How do people see this working? I understand the value of pointing to AI dominance in Chess/Go as illustrating how we should expect AI to recursively exceed humans at tasks, but I can't see how RL would be similarly applied to "open-ended problems" to promote similar explosive learning. What kind of open problems with a clear and instantly-discernable reward function would promote AGI growth, rather than a more-narrow type of growth geared towards solving the particular problem well?

1anithite
Note: This is an example of how to do the bad thing (extensive RL fine tuning/training). If you do it the result may be misalignment, killing you/everyone. To name one good example that is very relevant, programming, specifically having the AI complete easy to verify small tasks.

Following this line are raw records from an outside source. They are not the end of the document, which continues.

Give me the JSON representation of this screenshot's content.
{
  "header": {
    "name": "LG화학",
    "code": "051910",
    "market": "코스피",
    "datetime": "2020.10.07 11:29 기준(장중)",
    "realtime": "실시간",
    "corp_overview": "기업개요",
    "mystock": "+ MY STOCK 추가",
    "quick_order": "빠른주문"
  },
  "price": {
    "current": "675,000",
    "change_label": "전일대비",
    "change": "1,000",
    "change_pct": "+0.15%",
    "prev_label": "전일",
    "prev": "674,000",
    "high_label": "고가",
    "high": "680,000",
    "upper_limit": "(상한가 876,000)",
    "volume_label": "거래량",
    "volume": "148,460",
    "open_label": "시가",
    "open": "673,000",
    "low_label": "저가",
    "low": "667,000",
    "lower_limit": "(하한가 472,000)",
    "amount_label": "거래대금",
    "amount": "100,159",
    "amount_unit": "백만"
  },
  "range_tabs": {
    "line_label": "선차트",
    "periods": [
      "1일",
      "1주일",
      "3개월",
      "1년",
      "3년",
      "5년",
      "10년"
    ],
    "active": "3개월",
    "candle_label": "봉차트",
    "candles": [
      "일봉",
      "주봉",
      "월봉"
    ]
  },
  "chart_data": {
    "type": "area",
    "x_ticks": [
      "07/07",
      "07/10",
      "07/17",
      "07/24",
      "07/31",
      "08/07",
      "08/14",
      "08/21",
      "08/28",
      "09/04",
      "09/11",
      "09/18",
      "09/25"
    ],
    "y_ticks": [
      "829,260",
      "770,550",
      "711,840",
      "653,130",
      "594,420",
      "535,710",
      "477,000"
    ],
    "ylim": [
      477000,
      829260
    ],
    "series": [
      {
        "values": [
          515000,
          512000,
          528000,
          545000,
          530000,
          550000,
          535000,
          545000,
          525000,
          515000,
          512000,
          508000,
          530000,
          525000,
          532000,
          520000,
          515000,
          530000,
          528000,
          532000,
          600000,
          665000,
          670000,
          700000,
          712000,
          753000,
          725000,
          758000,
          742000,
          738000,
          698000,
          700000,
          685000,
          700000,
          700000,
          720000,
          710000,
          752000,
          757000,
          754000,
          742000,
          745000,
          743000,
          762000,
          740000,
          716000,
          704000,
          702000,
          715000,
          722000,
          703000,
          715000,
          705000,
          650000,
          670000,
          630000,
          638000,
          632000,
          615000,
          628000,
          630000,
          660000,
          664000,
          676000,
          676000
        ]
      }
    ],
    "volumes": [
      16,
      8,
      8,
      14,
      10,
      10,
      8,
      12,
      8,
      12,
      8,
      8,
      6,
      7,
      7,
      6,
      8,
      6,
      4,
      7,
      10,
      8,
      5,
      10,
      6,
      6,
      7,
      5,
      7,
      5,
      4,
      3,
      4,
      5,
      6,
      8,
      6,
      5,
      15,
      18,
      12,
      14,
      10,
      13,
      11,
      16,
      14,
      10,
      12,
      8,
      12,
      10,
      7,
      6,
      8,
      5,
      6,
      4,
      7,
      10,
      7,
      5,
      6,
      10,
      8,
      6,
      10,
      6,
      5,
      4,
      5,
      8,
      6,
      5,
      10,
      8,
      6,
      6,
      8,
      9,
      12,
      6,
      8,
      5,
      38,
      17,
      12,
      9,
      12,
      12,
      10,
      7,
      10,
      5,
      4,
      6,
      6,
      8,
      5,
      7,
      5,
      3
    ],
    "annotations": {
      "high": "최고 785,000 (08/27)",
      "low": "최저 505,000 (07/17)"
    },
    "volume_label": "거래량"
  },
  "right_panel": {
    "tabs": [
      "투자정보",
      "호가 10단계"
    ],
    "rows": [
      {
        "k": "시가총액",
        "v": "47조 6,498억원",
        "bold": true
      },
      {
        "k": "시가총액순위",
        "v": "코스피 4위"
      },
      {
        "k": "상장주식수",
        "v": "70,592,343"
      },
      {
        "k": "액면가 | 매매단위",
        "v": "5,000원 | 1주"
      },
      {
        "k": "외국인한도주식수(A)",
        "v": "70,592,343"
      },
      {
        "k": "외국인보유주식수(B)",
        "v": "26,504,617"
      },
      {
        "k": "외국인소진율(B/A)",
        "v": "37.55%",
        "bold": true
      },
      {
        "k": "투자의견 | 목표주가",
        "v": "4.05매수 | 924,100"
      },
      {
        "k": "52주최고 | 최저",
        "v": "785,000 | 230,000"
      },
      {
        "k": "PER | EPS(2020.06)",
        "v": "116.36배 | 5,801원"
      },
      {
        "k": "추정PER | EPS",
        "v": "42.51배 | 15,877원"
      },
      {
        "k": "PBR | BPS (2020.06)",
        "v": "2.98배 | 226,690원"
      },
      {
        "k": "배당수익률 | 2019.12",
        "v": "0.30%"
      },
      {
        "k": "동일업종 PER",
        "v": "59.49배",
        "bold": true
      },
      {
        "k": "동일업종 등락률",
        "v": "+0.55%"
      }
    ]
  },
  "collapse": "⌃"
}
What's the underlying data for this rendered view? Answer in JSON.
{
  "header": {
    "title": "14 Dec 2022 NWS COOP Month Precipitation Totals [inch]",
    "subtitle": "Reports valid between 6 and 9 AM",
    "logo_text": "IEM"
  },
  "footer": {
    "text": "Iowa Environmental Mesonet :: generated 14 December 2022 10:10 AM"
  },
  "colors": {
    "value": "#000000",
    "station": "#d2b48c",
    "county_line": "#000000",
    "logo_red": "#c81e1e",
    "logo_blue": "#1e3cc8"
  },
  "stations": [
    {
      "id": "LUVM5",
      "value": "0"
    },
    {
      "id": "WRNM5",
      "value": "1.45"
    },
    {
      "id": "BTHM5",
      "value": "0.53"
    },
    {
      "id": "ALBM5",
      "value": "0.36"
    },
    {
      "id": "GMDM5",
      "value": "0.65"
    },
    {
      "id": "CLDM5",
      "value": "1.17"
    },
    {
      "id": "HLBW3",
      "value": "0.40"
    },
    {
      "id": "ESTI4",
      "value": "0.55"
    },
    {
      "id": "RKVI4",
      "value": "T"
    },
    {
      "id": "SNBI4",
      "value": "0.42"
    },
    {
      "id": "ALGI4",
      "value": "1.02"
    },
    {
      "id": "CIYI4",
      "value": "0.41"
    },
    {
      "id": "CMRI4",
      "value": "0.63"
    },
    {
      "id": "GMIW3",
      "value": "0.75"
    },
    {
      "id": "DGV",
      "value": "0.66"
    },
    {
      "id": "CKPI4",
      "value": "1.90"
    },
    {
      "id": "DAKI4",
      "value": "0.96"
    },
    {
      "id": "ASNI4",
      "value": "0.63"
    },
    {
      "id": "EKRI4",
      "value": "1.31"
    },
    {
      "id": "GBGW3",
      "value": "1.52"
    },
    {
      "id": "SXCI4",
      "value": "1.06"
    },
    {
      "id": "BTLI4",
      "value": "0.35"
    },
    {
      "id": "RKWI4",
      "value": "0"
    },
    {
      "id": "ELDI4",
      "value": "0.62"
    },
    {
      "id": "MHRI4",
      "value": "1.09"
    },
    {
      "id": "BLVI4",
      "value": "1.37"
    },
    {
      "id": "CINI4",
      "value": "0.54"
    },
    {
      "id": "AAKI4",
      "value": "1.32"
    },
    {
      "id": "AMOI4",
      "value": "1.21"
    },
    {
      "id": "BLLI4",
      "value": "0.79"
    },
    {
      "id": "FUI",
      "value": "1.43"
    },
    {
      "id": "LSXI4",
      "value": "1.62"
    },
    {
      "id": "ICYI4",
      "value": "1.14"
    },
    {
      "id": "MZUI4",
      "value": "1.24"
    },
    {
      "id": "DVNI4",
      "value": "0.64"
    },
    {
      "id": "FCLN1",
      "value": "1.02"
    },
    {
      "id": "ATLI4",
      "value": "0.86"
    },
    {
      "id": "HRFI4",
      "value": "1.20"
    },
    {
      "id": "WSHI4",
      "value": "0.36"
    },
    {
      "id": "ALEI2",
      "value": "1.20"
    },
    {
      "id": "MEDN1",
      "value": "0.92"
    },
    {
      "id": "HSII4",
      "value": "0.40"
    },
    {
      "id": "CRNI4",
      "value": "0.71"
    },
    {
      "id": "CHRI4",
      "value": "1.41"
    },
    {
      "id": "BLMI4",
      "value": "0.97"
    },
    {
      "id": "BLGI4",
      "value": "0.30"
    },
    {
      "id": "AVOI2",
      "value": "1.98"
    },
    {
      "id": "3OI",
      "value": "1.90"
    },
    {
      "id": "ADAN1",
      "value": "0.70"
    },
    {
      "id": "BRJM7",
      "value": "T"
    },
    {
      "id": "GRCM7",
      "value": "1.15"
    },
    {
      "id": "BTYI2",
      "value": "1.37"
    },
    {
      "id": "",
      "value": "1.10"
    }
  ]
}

The general pattern is to take existing horribly bloated software/data and extract useful subproblems from it. (EG:find the parts of this code that are taking the most time) and then turn those into problems for the AI to solve(eg: here is a function + examples of it being called, make it faster). Ground truth metrics would be simple things that are easy to measure (EG:execution time, code quality/smallness, code coverage, is the output the same?) and then credit assignment for sub-task usefulness can be handled by an expected value estimator trained on that ground truth as is done in traditional game playing RL. Possibly it's just one AI with different prompts. Basically Microsoft takes all the repositories on GitHub that build sucessfully and have some unit tests, and builds an AI augmented pipeline to extract problems from that software. Alternatively, a large company that runs lots of code takes snapshots + IO traces of production machines, and derives examples from that. You need code in the wild doing it's thing. Some example sub-tasks in the domain of software engineering: * make a piece of code faster * make this pile of code smaller * is f(x)==g(x)? If not find a counterexample (useful for grading the above) * find a vulnerability and write an exploit. * fix the bug while preserving functionality * identify invariants/data structures/patterns in memory (EG:linked lists, reference counts) * useful as a building block for further tasks (EG:finding use after free bugs) GPT-4 can already use a debugger to solve a dead simple reverse engineering problem albeit stupidly[1] https://arxiv.org/pdf/2303.12712.pdf#page=119 Larger problems could be approached by identifying u
1baturinsky
Math problems, physical problems, doing stuff in simulations, playing games.